Second, it is wrong to believe that broadening the student movement beyond tuition will divide the movement and harm the fight against tuition hikes. Quite the opposite is true. The success of the movement may hinge on its ability to broaden the struggle.
To give a clear example, the Nov. 10 Day of Action protest last year was successful precisely because other factional divisions were overcome in a spirit of friendship and solidarity.
Environmental groups, anti-war activists, healthcare workers and teachers were on the streets in solidarity with the students. These links are deepening with time. In other words, a genuine social movement may be emerging.
There remains some hope that the upcoming student general strike across Quebec will trigger a broader mass movement in the province. Union activists in Quebec have been working in this direction, but they remain weak and on the defensive against continuing layoffs.
The upcoming provincial budget may be the trigger that sparks a broader movement, so we can assume that the Liberals will be treading lightly with this budget. The Occupy movement also remains a wildcard for this spring.
The point is that levels of solidarity are deepening amidst all this chaos, debate and division, and the student movement urgently needs to do the opposite of what Shavit suggests.
Remaining narrowly focused on our particular struggle is more divisive than deepening links with other causes and movements. We need to step outside of our institutions to create stronger levels of solidarity with a spectrum of groups that support the fight for accessible or free education.
Above all, it is critically important to recognize that all of these struggles are connected.
This is ultimately about an economic and political system that increasingly favours the rich, and students need to start fighting back against the rich if we are to have any meaningful impact.
Frank Lévesque-Nicol, the spokesperson for the Feb. 2 protest, said, “More and more people are starting to realize that the real problem behind the rising tuition fees and the commodification of education is something related to a socioeconomic system that is behind it all.”
And with the ever-increasing gap between the economically elite and the rest of us, that seems all the more accurate.
Simply looking at existing policies, it is clear that the Liberal government cares more about bankers and multinational mining companies in Quebec than it cares about its indigenous people and the swelling ranks of the working poor.
Remember that the impending $1,625 tuition hikes were introduced in the 2010 budget, which aims to kill the “sacred cows” of Quebec—accessible education and healthcare—to use the words of Liberal finance minister Raymond Bachand.

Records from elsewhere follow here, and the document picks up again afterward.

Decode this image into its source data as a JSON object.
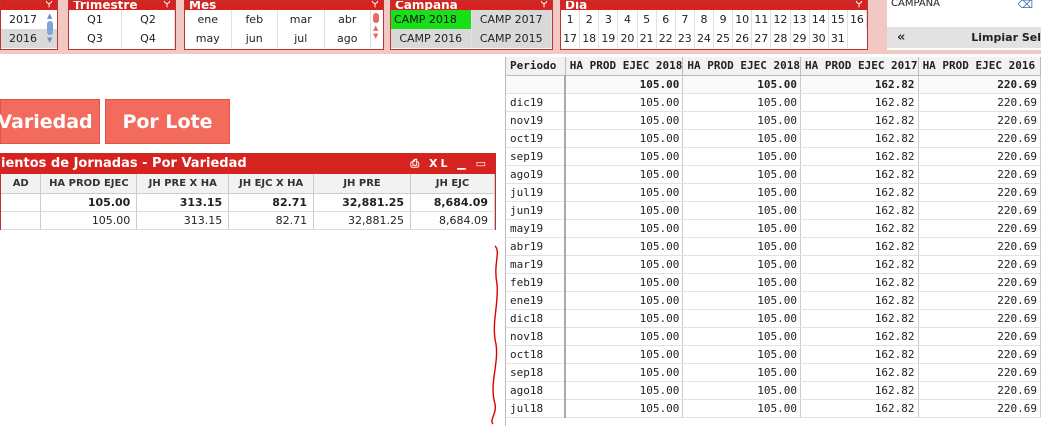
{
  "filters": {
    "anio": {
      "title": "",
      "values": [
        "2017",
        "2016"
      ]
    },
    "trimestre": {
      "title": "Trimestre",
      "values": [
        "Q1",
        "Q2",
        "Q3",
        "Q4"
      ]
    },
    "mes": {
      "title": "Mes",
      "values": [
        "ene",
        "feb",
        "mar",
        "abr",
        "may",
        "jun",
        "jul",
        "ago"
      ]
    },
    "campana": {
      "title": "Campaña",
      "values": [
        "CAMP 2018",
        "CAMP 2017",
        "CAMP 2016",
        "CAMP 2015"
      ],
      "selected": "CAMP 2018"
    },
    "dia": {
      "title": "Día",
      "values": [
        "1",
        "2",
        "3",
        "4",
        "5",
        "6",
        "7",
        "8",
        "9",
        "10",
        "11",
        "12",
        "13",
        "14",
        "15",
        "16",
        "17",
        "18",
        "19",
        "20",
        "21",
        "22",
        "23",
        "24",
        "25",
        "26",
        "27",
        "28",
        "29",
        "30",
        "31"
      ]
    }
  },
  "selection_panel": {
    "label": "CAMPAÑA",
    "clear_label": "Limpiar Sel",
    "back_arrow": "«"
  },
  "buttons": {
    "variedad": "Variedad",
    "lote": "Por Lote"
  },
  "jornadas": {
    "title": "ientos de Jornadas - Por Variedad",
    "controls": "⎙ XL ▁ ▭",
    "columns": [
      "AD",
      "HA PROD EJEC",
      "JH PRE X HA",
      "JH EJC X HA",
      "JH PRE",
      "JH EJC"
    ],
    "total": [
      "",
      "105.00",
      "313.15",
      "82.71",
      "32,881.25",
      "8,684.09"
    ],
    "rows": [
      [
        "",
        "105.00",
        "313.15",
        "82.71",
        "32,881.25",
        "8,684.09"
      ]
    ]
  },
  "periodo_table": {
    "columns": [
      "Periodo",
      "HA PROD EJEC 2018",
      "HA PROD EJEC 2018",
      "HA PROD EJEC 2017",
      "HA PROD EJEC 2016"
    ],
    "total": [
      "",
      "105.00",
      "105.00",
      "162.82",
      "220.69"
    ],
    "rows": [
      [
        "dic19",
        "105.00",
        "105.00",
        "162.82",
        "220.69"
      ],
      [
        "nov19",
        "105.00",
        "105.00",
        "162.82",
        "220.69"
      ],
      [
        "oct19",
        "105.00",
        "105.00",
        "162.82",
        "220.69"
      ],
      [
        "sep19",
        "105.00",
        "105.00",
        "162.82",
        "220.69"
      ],
      [
        "ago19",
        "105.00",
        "105.00",
        "162.82",
        "220.69"
      ],
      [
        "jul19",
        "105.00",
        "105.00",
        "162.82",
        "220.69"
      ],
      [
        "jun19",
        "105.00",
        "105.00",
        "162.82",
        "220.69"
      ],
      [
        "may19",
        "105.00",
        "105.00",
        "162.82",
        "220.69"
      ],
      [
        "abr19",
        "105.00",
        "105.00",
        "162.82",
        "220.69"
      ],
      [
        "mar19",
        "105.00",
        "105.00",
        "162.82",
        "220.69"
      ],
      [
        "feb19",
        "105.00",
        "105.00",
        "162.82",
        "220.69"
      ],
      [
        "ene19",
        "105.00",
        "105.00",
        "162.82",
        "220.69"
      ],
      [
        "dic18",
        "105.00",
        "105.00",
        "162.82",
        "220.69"
      ],
      [
        "nov18",
        "105.00",
        "105.00",
        "162.82",
        "220.69"
      ],
      [
        "oct18",
        "105.00",
        "105.00",
        "162.82",
        "220.69"
      ],
      [
        "sep18",
        "105.00",
        "105.00",
        "162.82",
        "220.69"
      ],
      [
        "ago18",
        "105.00",
        "105.00",
        "162.82",
        "220.69"
      ],
      [
        "jul18",
        "105.00",
        "105.00",
        "162.82",
        "220.69"
      ]
    ]
  },
  "colors": {
    "accent": "#d6231f",
    "button": "#f26b5c",
    "selected": "#18e018",
    "topbar": "#f2c9c2"
  }
}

The government itself is heavily influenced by corporate powers that support the existing order. Bachand received a warm welcome when introducing his budget to select corporate leaders at a luncheon organized by the Board of Trade of Metropolitan Montreal in April of 2010.
He took the opportunity to stress that corporate income taxes will remain untouched. On the same day, tens of thousands of people were protesting against the budget in the middle of Montreal’s financial district.
Why was Bachand with the small cadre of corporate elites rather than on the streets with the voting masses? This gives a very clear picture of who this government works for. Bachand and the Charest Liberals are siding with the rich minority instead of the struggling majority.
Looked at in this way, this tuition fight is ultimately a struggle between competing classes, and it is clear which class is winning. The only way to turn the tide is to bring the fight to the Liberal doorstep, and to the doorsteps of the bankers and corporate CEOs that exert incredible influence in support of these hikes and cuts to social programs.
As geographer David Harvey at Occupy London said, “We need to mobilize in such a way that we can genuinely threaten major commercial and financial interests.”
That might make some uncomfortable, but this is the predicament we are in. The statistics are plain for all to see and not worth repeating here, but over the past few decades, the rich have been increasingly threatening the wellbeing of the poor and working classes while they amass record profits.
Students, the poor and working people have been under attack by commercial and financial interests for too long. It’s time that we seriously fight back.